I recently showed some videos of Soli in the HCI class I teach. Students immediately hit upon the two major issues I wanted to discuss (I was pretty proud!).
The first is learnability. A big problem with gestures is that there is no clear affordance as to what kinds of gestures you can do, or any clear feedback. For feedback, one could couple Soli's input with a visual display, but at that point, it's not clear if there is a big advantage over a touchscreen, unless the display is really small.
The second is what's known as the Midas touch problem. How can the system differentiate if you are intentionally gesturing as input vs incidentally gesturing? The example I used was the new Mercedes cars that have gesture recognition. While I was doing a test drive, the salesperson started waving his hands as part of his normal speech, and that accidentally raised the volume. Odds are very high Soli will have the same problem. One possibility is to activate Soli via a button, but that would defeat a lot of the purpose of gestures. Another is to use speech to activate, which might work out. Yet another possibility is that you have to do a special gesture "hotword", sort of like how Alexa is activated by saying it's name.
At any rate, these problems are not insurmountable, but it definitely adds to the learning curve, reliability, and overall utility of these gesture based interfaces.
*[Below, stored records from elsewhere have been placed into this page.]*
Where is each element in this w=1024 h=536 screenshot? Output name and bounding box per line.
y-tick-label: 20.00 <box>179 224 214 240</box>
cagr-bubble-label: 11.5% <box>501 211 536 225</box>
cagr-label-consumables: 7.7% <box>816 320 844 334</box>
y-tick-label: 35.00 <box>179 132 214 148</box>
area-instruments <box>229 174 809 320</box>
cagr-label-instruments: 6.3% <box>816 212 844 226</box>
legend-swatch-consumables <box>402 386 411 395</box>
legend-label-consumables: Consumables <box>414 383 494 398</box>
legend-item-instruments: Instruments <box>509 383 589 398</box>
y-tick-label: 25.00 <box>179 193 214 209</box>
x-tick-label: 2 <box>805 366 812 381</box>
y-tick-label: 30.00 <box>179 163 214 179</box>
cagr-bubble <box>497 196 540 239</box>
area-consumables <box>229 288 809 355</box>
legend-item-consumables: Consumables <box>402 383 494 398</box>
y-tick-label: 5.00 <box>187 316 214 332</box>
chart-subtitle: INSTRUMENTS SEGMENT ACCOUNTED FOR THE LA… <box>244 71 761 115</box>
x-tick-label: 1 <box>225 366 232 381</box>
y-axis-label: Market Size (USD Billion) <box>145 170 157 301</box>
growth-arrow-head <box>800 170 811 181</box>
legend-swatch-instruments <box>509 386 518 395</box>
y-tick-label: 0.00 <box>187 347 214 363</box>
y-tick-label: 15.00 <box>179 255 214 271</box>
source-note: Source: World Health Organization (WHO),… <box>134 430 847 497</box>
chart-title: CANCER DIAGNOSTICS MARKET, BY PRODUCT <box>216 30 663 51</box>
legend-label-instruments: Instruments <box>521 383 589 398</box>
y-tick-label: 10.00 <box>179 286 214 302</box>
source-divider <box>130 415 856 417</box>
"A loud clatter of gunk music flooded through the Heart of Gold cabin as Zaphod searched the sub-etha radio wavebands for news of himself. The machine was rather difficult to operate. For years radios had been operated by means of pressing buttons and turning dials; then as the technology became more sophisticated the controls were made touch-sensitive - you merely had to brush the panels with your fingers; now all you had to do was wave your hand in the general direction of the components and hope. It saved a lot of muscular expenditure of course, but meant that you had to sit infuriatingly still if you wanted to keep listening to the same programme."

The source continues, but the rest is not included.